I have an 8GB card....

Rusty Ramser rusty_ramser at hotmail.com
Sat Apr 4 09:57:40 MST 2015


Hi, Mike.

 

mkfs just makes a file system, it doesn’t do the partitioning for you.  For that, you’ll probably just want to use fdisk.  You’ll need to figure out which device your 8 GB card is, but it’s usually not too hard.  If you’ve got one hard disk (likely /dev/sda) and no other external drives/devices added, when you insert the card it will probably be /dev/sdb.

 

Try doing something like this:  sudo fdisk -l /dev/sdb

That’s a lower case “L”, for list.  Not a number one.  The command just displays information and then immediately exits out to your shell prompt.

 

Does it report back drive partitioning information that looks like your 8 GB card?  That’s probably it then.  Does it report back 500 GB that looks like your external USB drive you have attached?  Wrong device, obviously.  Try looking at /dev/sdc and so on, until you find your card.  Alternatively, you can just issue the command without specifying any device at all (sudo fdisk -l) and it will spit out a long listing of all your drives and partitions; it might be easier to spot the 8 GB card that way.

 

Once you’ve nailed down which device your card is, you can even be extra safe by removing the card and then running the fdisk command again.  Does it error out because it can’t find your device?  That’s good, because it shows you’ve removed the right device.  Insert the card again and run the fdisk listing command to make sure it’s still the same device.

 

Once you know what device you’re dealing with, just run fdisk interactively (sudo fdisk /dev/sdb, for example) to delete the existing partitions and create one big new one.  Then use mkfs to create your file system on the card, and you’re ready to go.

 

Bonus Only-Partially-Related-To-Anything Tip:  Do you have the di utility installed on your system?  It stands for Disk Information, and I find it provides much more usable information than df or du.  I would typically use di first to see a listing of drive devices/partitions I had available.

 

Cheers.

 

 

----- Original Message -----

From: plug-discuss-bounces at lists.phxlinux.org [mailto:plug-discuss-bounces at lists.phxlinux.org] On Behalf Of Michael Havens
Sent: Saturday, April 4, 2015 09:41
To: PLUG
Subject: Re: I have an 8GB card....

 

I found the command.
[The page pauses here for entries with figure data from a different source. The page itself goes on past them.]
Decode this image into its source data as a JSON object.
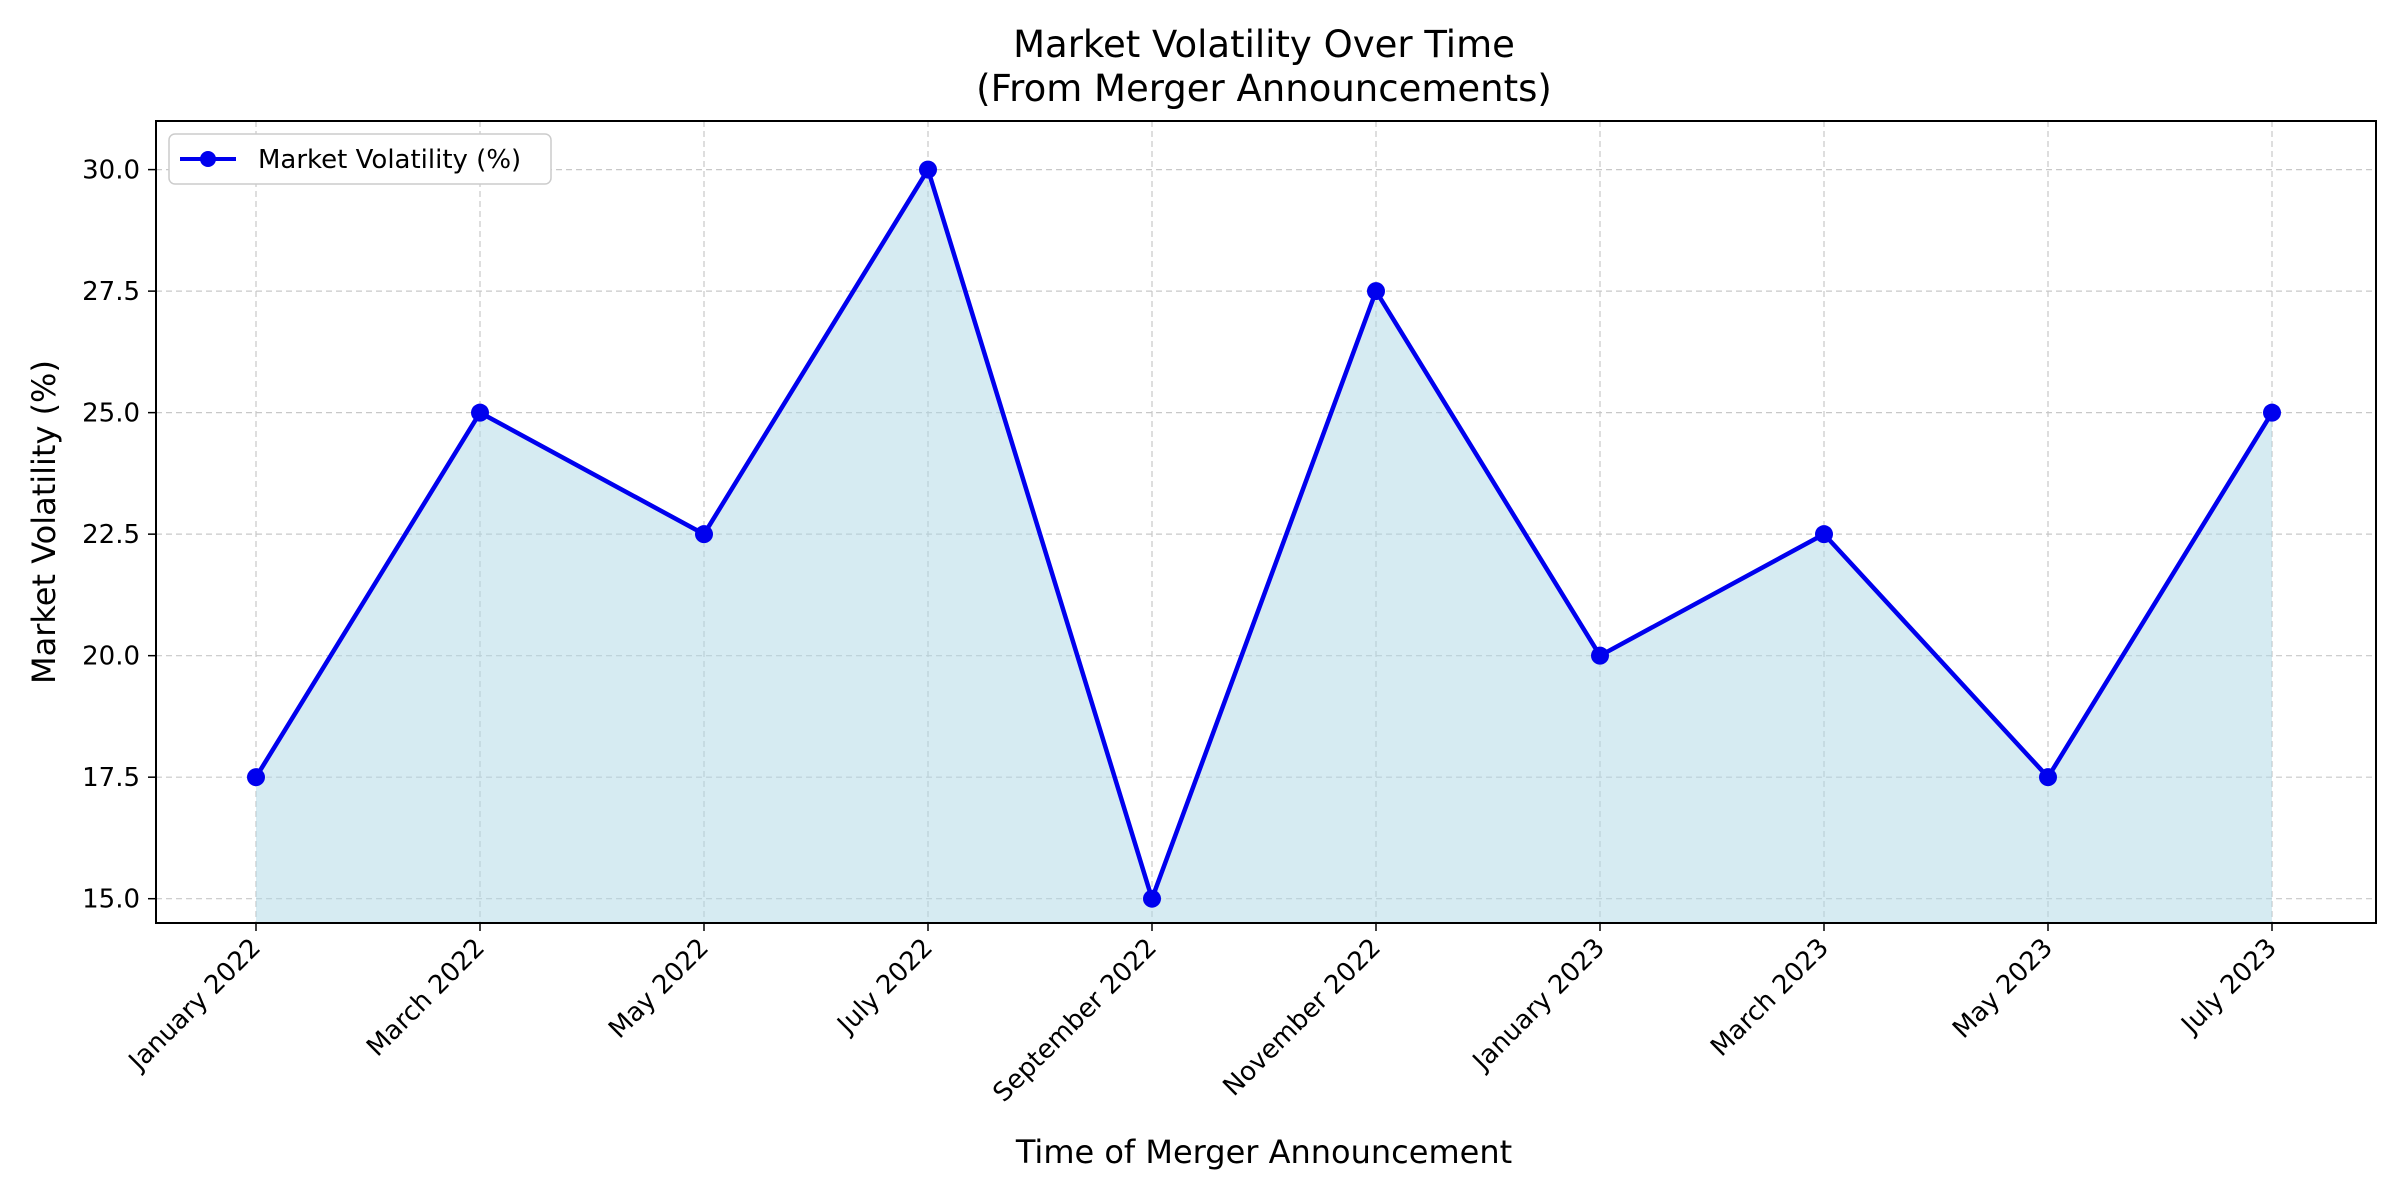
{
  "chart_data": {
    "type": "line",
    "title_line1": "Market Volatility Over Time",
    "title_line2": "(From Merger Announcements)",
    "xlabel": "Time of Merger Announcement",
    "ylabel": "Market Volatility (%)",
    "categories": [
      "January 2022",
      "March 2022",
      "May 2022",
      "July 2022",
      "September 2022",
      "November 2022",
      "January 2023",
      "March 2023",
      "May 2023",
      "July 2023"
    ],
    "series": [
      {
        "name": "Market Volatility (%)",
        "values": [
          17.5,
          25.0,
          22.5,
          30.0,
          15.0,
          27.5,
          20.0,
          22.5,
          17.5,
          25.0
        ]
      }
    ],
    "ylim": [
      14.5,
      31.0
    ],
    "yticks": [
      "15.0",
      "17.5",
      "20.0",
      "22.5",
      "25.0",
      "27.5",
      "30.0"
    ],
    "grid": true,
    "legend_position": "top-left",
    "colors": {
      "line": "#0000ee",
      "fill": "#add8e6",
      "grid": "#c8c8c8"
    }
  }
}
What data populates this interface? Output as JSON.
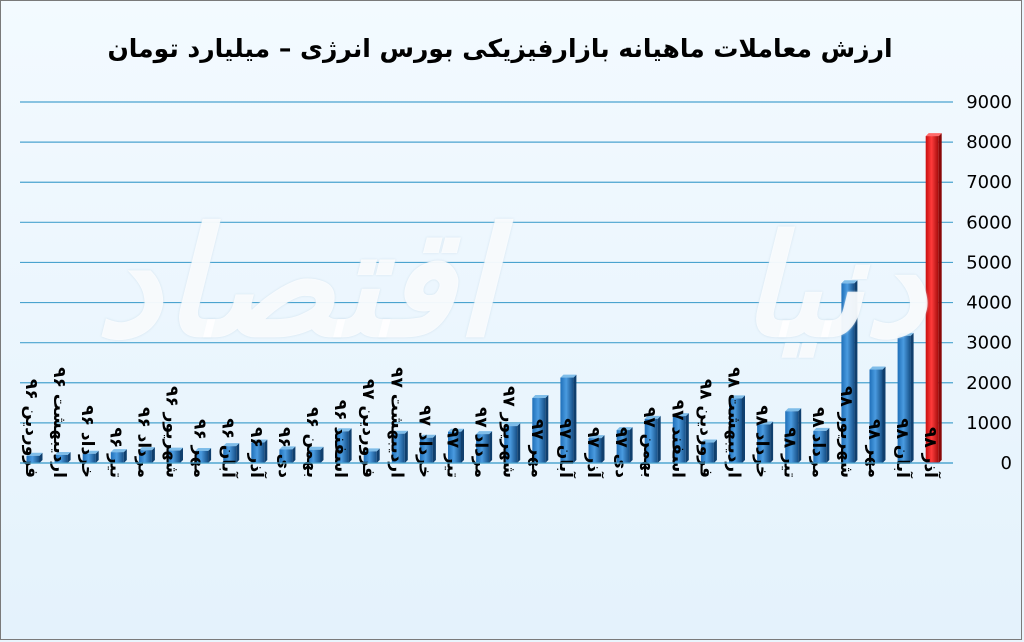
{
  "chart_data": {
    "type": "bar",
    "title": "ارزش معاملات ماهیانه بازارفیزیکی بورس انرژی – میلیارد تومان",
    "categories": [
      "فروردین ۹۶",
      "اردیبهشت ۹۶",
      "خرداد ۹۶",
      "تیر ۹۶",
      "مرداد ۹۶",
      "شهریور ۹۶",
      "مهر ۹۶",
      "آبان ۹۶",
      "آذر ۹۶",
      "دی ۹۶",
      "بهمن ۹۶",
      "اسفند ۹۶",
      "فروردین ۹۷",
      "اردیبهشت ۹۷",
      "خرداد ۹۷",
      "تیر ۹۷",
      "مرداد ۹۷",
      "شهریور ۹۷",
      "مهر ۹۷",
      "آبان ۹۷",
      "آذر ۹۷",
      "دی ۹۷",
      "بهمن ۹۷",
      "اسفند ۹۷",
      "فروردین ۹۸",
      "اردیبهشت ۹۸",
      "خرداد ۹۸",
      "تیر ۹۸",
      "مرداد ۹۸",
      "شهریور ۹۸",
      "مهر ۹۸",
      "آبان ۹۸",
      "آذر ۹۸"
    ],
    "values": [
      180,
      200,
      230,
      270,
      320,
      310,
      300,
      420,
      510,
      340,
      330,
      790,
      290,
      730,
      630,
      780,
      720,
      920,
      1620,
      2130,
      620,
      820,
      1100,
      1170,
      510,
      1610,
      960,
      1290,
      800,
      4480,
      2330,
      3170,
      8150
    ],
    "highlight_index": 32,
    "yticks": [
      "0",
      "1000",
      "2000",
      "3000",
      "4000",
      "5000",
      "6000",
      "7000",
      "8000",
      "9000"
    ],
    "ylim": [
      0,
      9000
    ],
    "grid": true,
    "colors": {
      "bar": "#1f6fb8",
      "bar_light": "#4a9be0",
      "highlight": "#e41818",
      "grid": "#4aa3cf"
    }
  },
  "watermark_text": "دنیای اقتصاد"
}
I used df but this is what happened after I tried to format it:

 

 $ sudo mkfs /dev/sdc

mke2fs 1.42.9 (4-Feb-2014)

/dev/sdc is entire device, not just one partition!

Proceed anyway? (y,n) y

mkfs.ext2: No medium found while trying to determine filesystem size

 

What is wrong?




:-)~MIKE~(-:

 

 

----- Original Message -----

From: plug-discuss-bounces at lists.phxlinux.org [mailto:plug-discuss-bounces at lists.phxlinux.org] On Behalf Of Michael Havens
Sent: Saturday, April 4, 2015 09:24
To: PLUG
Subject: I have an 8GB card....

 

I want to use this card. Currently it is partitioned. Can I delete all of the partitions by formatting it with mkfs? I would have just tried it without asking but I can't remember what the command is to see what number the device has been assigned (/dev/sd??) so I need help with that as well.